As someone who has stood on the front lines of the battle to close the Courtesy, both as a resident and as a community advocate, The Community Alliance’s Bykofsky is particularly disheartened when recurring press releases, frequent mailings from Town Hall and well-orchestrated news conferences supplant practical solutions, and where Band-Aid fixes (in this instance, the proposed placement of a Police Booth adjacent to the Courtesy, “enhancing the local law enforcement presence”) trump real-life resolution and long-term redevelopment (with removal of the cancer that is the Courtesy being a good place to start).

"Understandably, Town officials, much like the rest of the West Hempstead community, are frustrated," added Bykofsky. "One can be reasonably certain that everyone at Town Hall – from the Supervisor, to the Councilman, to the Town Attorney – would take great pleasure in seeing the doors to the Courtesy closed, and closed forever. All the more reason why every weapon at the Town’s disposal – including the federal forfeiture law, as suggested by Harvey Levinson, Chair of the Nassau County Board of Assessors – should be added to the arsenal and unloaded upon the offending property owners.

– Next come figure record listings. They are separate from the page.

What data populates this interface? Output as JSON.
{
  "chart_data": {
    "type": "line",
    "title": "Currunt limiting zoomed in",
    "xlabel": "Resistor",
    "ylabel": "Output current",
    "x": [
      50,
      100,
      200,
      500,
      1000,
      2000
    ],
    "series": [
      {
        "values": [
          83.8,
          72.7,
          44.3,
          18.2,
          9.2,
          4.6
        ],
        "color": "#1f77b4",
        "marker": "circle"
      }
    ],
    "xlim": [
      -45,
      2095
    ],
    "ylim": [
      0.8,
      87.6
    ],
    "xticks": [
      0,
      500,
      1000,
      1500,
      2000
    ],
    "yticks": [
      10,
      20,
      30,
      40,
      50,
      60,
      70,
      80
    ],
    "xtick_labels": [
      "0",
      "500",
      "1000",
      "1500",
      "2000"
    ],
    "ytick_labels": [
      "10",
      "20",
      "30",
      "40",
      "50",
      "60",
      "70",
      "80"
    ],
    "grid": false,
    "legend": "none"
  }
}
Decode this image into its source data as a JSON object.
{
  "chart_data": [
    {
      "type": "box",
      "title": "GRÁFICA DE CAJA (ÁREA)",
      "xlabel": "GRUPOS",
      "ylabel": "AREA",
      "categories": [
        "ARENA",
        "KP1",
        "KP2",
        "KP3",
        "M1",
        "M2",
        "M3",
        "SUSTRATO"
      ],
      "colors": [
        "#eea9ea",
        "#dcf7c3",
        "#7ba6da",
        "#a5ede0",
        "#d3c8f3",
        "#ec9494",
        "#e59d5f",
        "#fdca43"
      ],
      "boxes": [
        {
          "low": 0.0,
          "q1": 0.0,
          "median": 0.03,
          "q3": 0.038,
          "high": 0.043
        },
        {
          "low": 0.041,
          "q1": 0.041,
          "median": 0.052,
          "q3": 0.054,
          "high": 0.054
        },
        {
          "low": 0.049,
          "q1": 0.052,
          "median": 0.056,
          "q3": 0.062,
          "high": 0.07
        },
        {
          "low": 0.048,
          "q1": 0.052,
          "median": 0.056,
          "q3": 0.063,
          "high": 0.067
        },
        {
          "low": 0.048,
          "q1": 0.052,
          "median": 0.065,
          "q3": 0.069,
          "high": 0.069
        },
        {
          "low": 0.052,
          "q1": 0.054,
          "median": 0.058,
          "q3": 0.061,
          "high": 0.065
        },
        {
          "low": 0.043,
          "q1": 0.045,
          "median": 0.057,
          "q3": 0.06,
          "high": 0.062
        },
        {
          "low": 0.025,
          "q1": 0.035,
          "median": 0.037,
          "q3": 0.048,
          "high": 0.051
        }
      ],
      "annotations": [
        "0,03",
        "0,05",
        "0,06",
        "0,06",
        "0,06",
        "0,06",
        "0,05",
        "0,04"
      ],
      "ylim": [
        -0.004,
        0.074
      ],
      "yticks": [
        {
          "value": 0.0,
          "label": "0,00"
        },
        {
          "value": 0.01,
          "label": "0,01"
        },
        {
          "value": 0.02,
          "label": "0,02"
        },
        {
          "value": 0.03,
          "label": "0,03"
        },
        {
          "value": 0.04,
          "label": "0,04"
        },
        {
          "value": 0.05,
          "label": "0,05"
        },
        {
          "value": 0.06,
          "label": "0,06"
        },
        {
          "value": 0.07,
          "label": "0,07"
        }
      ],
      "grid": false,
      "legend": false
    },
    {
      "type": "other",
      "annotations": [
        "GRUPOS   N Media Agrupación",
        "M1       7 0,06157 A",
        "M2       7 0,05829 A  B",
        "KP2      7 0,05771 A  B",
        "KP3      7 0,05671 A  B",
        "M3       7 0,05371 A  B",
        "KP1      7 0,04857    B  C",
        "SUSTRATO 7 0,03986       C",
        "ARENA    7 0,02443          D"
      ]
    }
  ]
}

“Ten years is far too long for a community to wait and for a people to endure,” concluded Bykofsky. “When the doors to the Courtesy are closed for the last time, West Hempsteaders can let out a cheer and give a sigh of relief. Until then, don’t uncork the champagne. Its much more to do, I sense, with campaign rhetoric and election year camouflage - a sound byte to enthrall the press and entice the electorate - than it is about improving quality of life in the long run." Meanwhile, this notorious no-tell motel remains open for business as unusual.